Ad Industry Could Get Cash Infusion In 2011

Investors seem to keep feeding cash into companies supporting behavioral targeting despite the privacy concerns of Capitol Hill and privacy advocates. Earlier this week [X+1] became the latest online ad firm in the space to get a big chunk of cash. The company plans to use the $10 million raised from the second round of funding to help promote the growth of its digital marketing hub.

Intel Capital, the chipmaker's investment arm, led the funding, with participation from existing investors Advanced Technology Ventures, Blue Chip Venture Company and Hudson Venture Partners.

Some industry insiders expect increased investment activity this year throughout the online advertising industry. In the past month, several online ad platform companies have secured funding. AdKeeper raised $35 million in Series B funding led by Oak Investment Partners; eXelate secured a second round of funding, $5 million, bringing the total to $16 million; and Media6Degrees raised $17 million in its second round of venture capital funding.

All this funding should prompt additional innovations, so expect increased optimization in the display advertising space. J.P. Morgan analysts believe display ads need to be better targeted toward consumers through use of behavioral targeting and interest-based ads.
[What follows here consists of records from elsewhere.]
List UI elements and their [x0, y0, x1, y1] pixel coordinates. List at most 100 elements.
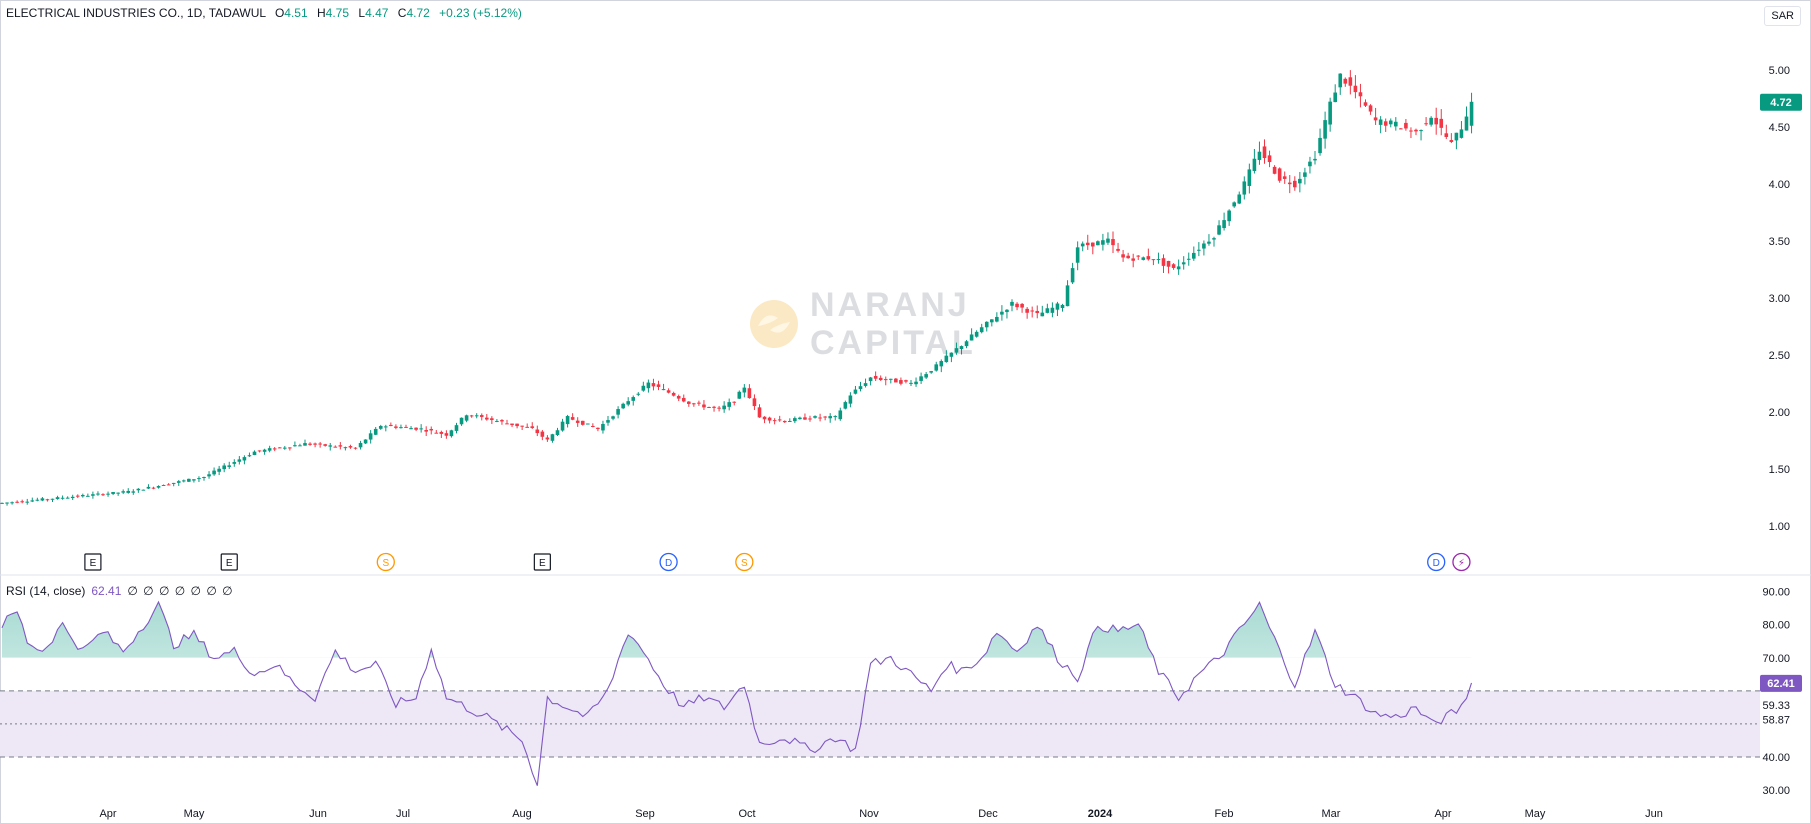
candle — [601, 420, 605, 434]
candle — [171, 482, 176, 487]
change-value: +0.23 (+5.12%) — [439, 6, 522, 20]
candle — [1010, 299, 1014, 312]
candle — [1085, 234, 1090, 250]
candle — [176, 480, 181, 486]
candle — [1373, 107, 1378, 125]
candle — [1106, 232, 1110, 245]
candle — [404, 424, 408, 428]
candle — [919, 372, 923, 384]
high-label: H — [317, 6, 326, 20]
event-marker-icon[interactable]: S — [376, 552, 395, 572]
candle — [1323, 111, 1327, 149]
candle — [308, 442, 312, 446]
candle — [485, 414, 489, 421]
rsi-band — [0, 690, 1760, 758]
event-marker-icon[interactable]: ⚡ — [1452, 552, 1471, 572]
candle — [1176, 259, 1181, 275]
close-value: 4.72 — [406, 6, 430, 20]
rsi-tick-label: 40.00 — [1762, 752, 1790, 764]
candle — [217, 465, 221, 476]
candle — [757, 404, 762, 418]
candle — [949, 352, 954, 363]
event-marker-icon[interactable]: S — [735, 552, 754, 572]
candle — [0, 502, 4, 504]
candle — [353, 447, 358, 450]
candle — [924, 372, 928, 379]
price-badges: 4.72 62.41 59.33 58.87 — [1760, 93, 1802, 726]
candle — [86, 493, 90, 497]
candle — [560, 418, 565, 432]
candle — [535, 425, 540, 437]
rsi-tick-label: 80.00 — [1762, 620, 1790, 632]
candle — [1156, 252, 1161, 264]
candle — [288, 447, 292, 451]
time-tick-label: Apr — [99, 808, 116, 820]
candle — [944, 350, 949, 363]
candle — [70, 494, 75, 500]
time-tick-label: Apr — [1434, 808, 1451, 820]
candle — [1136, 255, 1141, 260]
candle — [151, 486, 156, 490]
candle — [540, 429, 545, 441]
candle — [990, 319, 994, 327]
event-marker-icon[interactable]: E — [533, 553, 551, 571]
event-marker-icon[interactable]: E — [220, 553, 238, 571]
candle — [631, 395, 636, 406]
candle — [1232, 201, 1236, 208]
candle — [1030, 306, 1034, 318]
candle — [131, 489, 136, 495]
candle — [111, 491, 115, 496]
candle — [1101, 233, 1105, 251]
rsi-axis: 30.00 40.00 70.00 80.00 90.00 — [1762, 587, 1790, 797]
candle — [969, 328, 974, 341]
price-tick-label: 1.50 — [1769, 464, 1790, 476]
candle — [338, 442, 343, 450]
candle — [1424, 117, 1428, 126]
candle — [192, 479, 196, 483]
symbol-header: ELECTRICAL INDUSTRIES CO., 1D, TADAWUL O… — [6, 6, 522, 20]
candle — [141, 489, 146, 491]
candle — [586, 423, 590, 425]
candle — [40, 497, 45, 502]
svg-text:4.72: 4.72 — [1770, 97, 1791, 109]
candle — [1237, 191, 1242, 205]
watermark-logo: NARANJ CAPITAL — [748, 286, 976, 362]
candle — [828, 413, 832, 423]
candle — [45, 498, 50, 502]
event-marker-icon[interactable]: D — [659, 552, 678, 572]
candle — [596, 427, 600, 432]
candle — [434, 430, 439, 434]
candle — [1116, 242, 1120, 253]
candle — [373, 426, 378, 436]
price-tick-label: 5.00 — [1769, 65, 1790, 77]
candle — [676, 394, 681, 402]
candle — [702, 400, 706, 410]
rsi-tick-label: 90.00 — [1762, 587, 1790, 599]
candle — [449, 429, 454, 438]
event-marker-icon[interactable]: D — [1427, 552, 1446, 572]
candle — [30, 497, 35, 503]
candle — [1202, 240, 1206, 256]
candle — [1020, 302, 1024, 313]
candle — [606, 415, 610, 426]
svg-text:⚡: ⚡ — [1458, 558, 1465, 569]
candle — [1409, 127, 1413, 139]
candle — [1348, 70, 1353, 95]
currency-button[interactable]: SAR — [1764, 6, 1801, 26]
candle — [252, 450, 257, 456]
candle — [35, 497, 40, 502]
low-label: L — [358, 6, 366, 20]
candle — [818, 413, 822, 422]
rsi-tick-label: 30.00 — [1762, 785, 1790, 797]
candle — [1287, 175, 1292, 194]
candle — [389, 422, 393, 427]
candle — [1050, 302, 1055, 318]
candle — [106, 491, 110, 497]
event-marker-icon[interactable]: E — [84, 553, 102, 571]
candle — [161, 484, 166, 487]
candle — [91, 491, 95, 499]
candle — [1394, 117, 1398, 131]
candle — [429, 426, 434, 435]
candle — [419, 424, 423, 433]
That's according to a report, Nothing But Net, published earlier this week.

As the report suggests, behavioral targeting is not new, but it has been talked about as a solution to declining CPMs. "Marketers appear to value targeted advertising as demonstrated by Google's well-targeted search ads generating revenue per query (RPQ) more than double Yahoo's," according to the report. "We expect that this same principle will apply to graphical advertising and note that AudienceScience estimates a 15x CPM premium for behaviorally targeted ads."

Analyst and venture capitalist may want companies to develop ad targeting platforms to become more effective at scaling campaigns, but as the report points out, advertisers must find a way to deal with privacy issues.